我正在考虑以异步方式重新实现此端点像这样。但是,我担心调用单独的 AWS Lambda 函数来运行长时间运行的任务(在从初始 Lambda 函数排队之后)并不是解决此问题的正确方法。我的理由是,Lambda 函数适用于无状态、非常快速的进程,因此使用它来执行长时间运行的端点任务似乎是错误的。有没有更好的方法来做到这一点(特别是在我现在使用的 Flask/Zappa/AWS 系统中)?
感谢您的帮助!
Lambda 是唯一可以做到以下功能的服务:
如果长时间运行的任务可以在 Lambda 15 分钟最大超时内完成,则使用 Lambda。请注意,随着 RAM 的增加,Lambda 函数可以获得更多分配的 CPU 和网络带宽,因此它们可以在 15 分钟内完成更多工作。
如果需要的时间超过 15 分钟,是否可以将其拆分为多个子任务,每个子任务在 15 分钟内完成?如果是这样,请查看具有多个并发或串行 Lambda 函数的 Step Functions。
否则,听起来您可能需要不同的计算解决方案,例如 ECS 或 EC2。然而,EC2 和基于 ECS 的持久解决方案都会产生一些持续成本。
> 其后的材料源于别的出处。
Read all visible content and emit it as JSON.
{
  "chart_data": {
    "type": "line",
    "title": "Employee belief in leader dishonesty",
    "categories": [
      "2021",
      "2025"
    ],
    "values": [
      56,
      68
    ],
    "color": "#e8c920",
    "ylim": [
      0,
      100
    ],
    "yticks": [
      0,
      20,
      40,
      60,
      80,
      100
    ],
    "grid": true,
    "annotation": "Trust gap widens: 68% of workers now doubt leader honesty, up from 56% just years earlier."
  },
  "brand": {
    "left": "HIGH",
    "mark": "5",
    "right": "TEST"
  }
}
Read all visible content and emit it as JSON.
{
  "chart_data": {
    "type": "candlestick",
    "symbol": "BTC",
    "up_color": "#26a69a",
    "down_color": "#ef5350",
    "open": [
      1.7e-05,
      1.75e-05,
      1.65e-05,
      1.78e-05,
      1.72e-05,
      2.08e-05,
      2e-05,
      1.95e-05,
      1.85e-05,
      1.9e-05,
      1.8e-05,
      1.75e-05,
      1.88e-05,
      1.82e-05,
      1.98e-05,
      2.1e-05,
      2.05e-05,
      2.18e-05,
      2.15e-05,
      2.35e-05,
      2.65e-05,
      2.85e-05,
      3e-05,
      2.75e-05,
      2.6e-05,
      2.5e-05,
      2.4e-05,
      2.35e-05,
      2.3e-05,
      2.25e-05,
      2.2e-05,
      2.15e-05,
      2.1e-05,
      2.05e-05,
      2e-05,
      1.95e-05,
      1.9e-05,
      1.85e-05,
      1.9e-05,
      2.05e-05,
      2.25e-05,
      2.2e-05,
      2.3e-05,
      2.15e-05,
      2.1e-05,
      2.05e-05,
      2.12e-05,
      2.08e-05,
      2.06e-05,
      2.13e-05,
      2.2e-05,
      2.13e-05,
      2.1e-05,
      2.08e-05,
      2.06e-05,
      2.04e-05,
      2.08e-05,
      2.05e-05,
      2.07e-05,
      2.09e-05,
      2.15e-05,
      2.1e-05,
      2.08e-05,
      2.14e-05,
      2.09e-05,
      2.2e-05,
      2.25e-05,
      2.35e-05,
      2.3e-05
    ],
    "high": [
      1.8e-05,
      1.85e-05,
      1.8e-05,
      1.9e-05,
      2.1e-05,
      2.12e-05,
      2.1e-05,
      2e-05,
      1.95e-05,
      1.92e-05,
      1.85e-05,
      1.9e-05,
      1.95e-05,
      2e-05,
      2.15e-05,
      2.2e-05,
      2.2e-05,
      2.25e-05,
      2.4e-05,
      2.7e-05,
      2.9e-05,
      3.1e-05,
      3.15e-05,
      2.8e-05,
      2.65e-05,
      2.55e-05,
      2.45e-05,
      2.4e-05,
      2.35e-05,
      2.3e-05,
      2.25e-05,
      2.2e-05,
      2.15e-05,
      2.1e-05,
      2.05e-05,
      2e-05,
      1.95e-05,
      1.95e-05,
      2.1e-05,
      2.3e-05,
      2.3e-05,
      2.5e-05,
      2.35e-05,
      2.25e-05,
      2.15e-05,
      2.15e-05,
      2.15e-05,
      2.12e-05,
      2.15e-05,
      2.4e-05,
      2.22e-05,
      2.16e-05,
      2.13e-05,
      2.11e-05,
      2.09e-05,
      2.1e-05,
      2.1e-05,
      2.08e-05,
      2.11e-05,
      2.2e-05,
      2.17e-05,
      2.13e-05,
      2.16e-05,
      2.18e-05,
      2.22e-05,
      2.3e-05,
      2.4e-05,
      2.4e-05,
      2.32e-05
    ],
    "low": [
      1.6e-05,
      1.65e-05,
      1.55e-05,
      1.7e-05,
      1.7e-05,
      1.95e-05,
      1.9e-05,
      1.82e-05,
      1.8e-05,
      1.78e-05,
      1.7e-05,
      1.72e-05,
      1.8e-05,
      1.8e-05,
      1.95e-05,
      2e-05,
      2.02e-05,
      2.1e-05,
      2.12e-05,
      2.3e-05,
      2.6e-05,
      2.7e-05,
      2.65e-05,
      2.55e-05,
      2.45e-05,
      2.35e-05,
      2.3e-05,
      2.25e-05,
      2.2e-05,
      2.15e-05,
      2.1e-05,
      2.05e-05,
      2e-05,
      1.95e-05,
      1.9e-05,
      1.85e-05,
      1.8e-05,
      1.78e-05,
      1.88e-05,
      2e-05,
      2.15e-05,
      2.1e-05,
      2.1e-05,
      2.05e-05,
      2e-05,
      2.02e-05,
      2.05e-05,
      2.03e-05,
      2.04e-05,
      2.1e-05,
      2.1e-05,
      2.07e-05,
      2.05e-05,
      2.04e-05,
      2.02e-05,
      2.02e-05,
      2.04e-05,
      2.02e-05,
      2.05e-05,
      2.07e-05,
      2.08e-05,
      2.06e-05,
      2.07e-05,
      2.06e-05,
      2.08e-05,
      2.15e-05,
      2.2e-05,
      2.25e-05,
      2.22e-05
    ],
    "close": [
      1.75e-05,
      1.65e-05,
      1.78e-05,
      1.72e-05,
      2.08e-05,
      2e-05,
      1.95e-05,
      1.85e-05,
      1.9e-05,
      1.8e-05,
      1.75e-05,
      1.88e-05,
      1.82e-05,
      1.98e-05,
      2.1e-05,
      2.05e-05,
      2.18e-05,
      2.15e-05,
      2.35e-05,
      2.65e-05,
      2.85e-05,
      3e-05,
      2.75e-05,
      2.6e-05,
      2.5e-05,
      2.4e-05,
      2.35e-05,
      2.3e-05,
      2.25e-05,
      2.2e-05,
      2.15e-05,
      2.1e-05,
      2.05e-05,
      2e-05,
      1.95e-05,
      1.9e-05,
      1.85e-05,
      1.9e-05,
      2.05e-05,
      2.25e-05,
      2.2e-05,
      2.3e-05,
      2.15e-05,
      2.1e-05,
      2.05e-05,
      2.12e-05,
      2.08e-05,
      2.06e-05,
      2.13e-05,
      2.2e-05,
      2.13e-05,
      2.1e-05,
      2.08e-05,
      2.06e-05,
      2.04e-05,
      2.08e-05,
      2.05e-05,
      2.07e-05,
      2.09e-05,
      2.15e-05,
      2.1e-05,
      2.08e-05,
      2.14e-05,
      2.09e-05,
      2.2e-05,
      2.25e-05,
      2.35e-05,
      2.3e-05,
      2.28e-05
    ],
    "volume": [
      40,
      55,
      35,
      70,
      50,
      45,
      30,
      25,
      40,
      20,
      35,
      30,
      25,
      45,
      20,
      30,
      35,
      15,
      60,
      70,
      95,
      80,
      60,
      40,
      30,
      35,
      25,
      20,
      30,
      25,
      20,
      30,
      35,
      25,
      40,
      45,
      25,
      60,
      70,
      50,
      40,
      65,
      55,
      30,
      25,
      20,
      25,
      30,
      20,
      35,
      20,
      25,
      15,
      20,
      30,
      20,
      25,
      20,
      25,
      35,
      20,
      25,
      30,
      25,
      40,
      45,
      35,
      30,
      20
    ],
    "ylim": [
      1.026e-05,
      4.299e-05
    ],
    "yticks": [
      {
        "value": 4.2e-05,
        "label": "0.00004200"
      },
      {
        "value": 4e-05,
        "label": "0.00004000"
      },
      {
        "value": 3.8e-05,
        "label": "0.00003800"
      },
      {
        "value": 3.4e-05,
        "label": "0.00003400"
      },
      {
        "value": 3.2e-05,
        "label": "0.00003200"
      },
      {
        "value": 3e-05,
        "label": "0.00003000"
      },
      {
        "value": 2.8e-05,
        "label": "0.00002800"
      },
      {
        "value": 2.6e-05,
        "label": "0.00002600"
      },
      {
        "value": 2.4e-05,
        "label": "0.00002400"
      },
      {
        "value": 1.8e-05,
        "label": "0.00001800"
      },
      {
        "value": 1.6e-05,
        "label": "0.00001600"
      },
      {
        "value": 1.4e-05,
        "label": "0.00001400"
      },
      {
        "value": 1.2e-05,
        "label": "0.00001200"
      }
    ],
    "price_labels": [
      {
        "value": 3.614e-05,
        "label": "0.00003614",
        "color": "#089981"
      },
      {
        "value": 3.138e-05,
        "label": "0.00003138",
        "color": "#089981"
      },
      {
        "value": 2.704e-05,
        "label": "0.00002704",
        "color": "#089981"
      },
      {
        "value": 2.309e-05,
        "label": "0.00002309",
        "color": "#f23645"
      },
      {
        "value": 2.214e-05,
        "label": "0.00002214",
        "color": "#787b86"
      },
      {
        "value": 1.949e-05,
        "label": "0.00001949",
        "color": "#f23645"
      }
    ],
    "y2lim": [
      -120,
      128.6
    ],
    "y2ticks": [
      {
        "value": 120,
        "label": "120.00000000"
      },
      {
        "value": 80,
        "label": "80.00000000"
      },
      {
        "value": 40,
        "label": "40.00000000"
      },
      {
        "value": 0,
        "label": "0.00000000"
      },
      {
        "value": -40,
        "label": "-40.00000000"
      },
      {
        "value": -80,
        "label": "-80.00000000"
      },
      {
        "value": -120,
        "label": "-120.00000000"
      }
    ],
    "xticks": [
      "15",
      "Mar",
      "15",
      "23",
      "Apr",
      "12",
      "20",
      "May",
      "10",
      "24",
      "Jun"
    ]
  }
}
对于不适合 Lambda 15 分钟超时的任务,另一个选择可能是考虑创建一些编排,可以在新启动的 EC2 实例上运行您的任务,该实例在任务完成时自动终止,因此您只需付费需要时用于 EC2。这个选项有点复杂,因为你必须编排它,例如通过触发 Lambda 函数来启动 EC2 实例,将任务规范传递给该 EC2 实例(例如,在启动时用户数据脚本中或通过 SMS 运行命令),监控是否成功,收集输出,完成时自动终止实例,并处理重试/失败。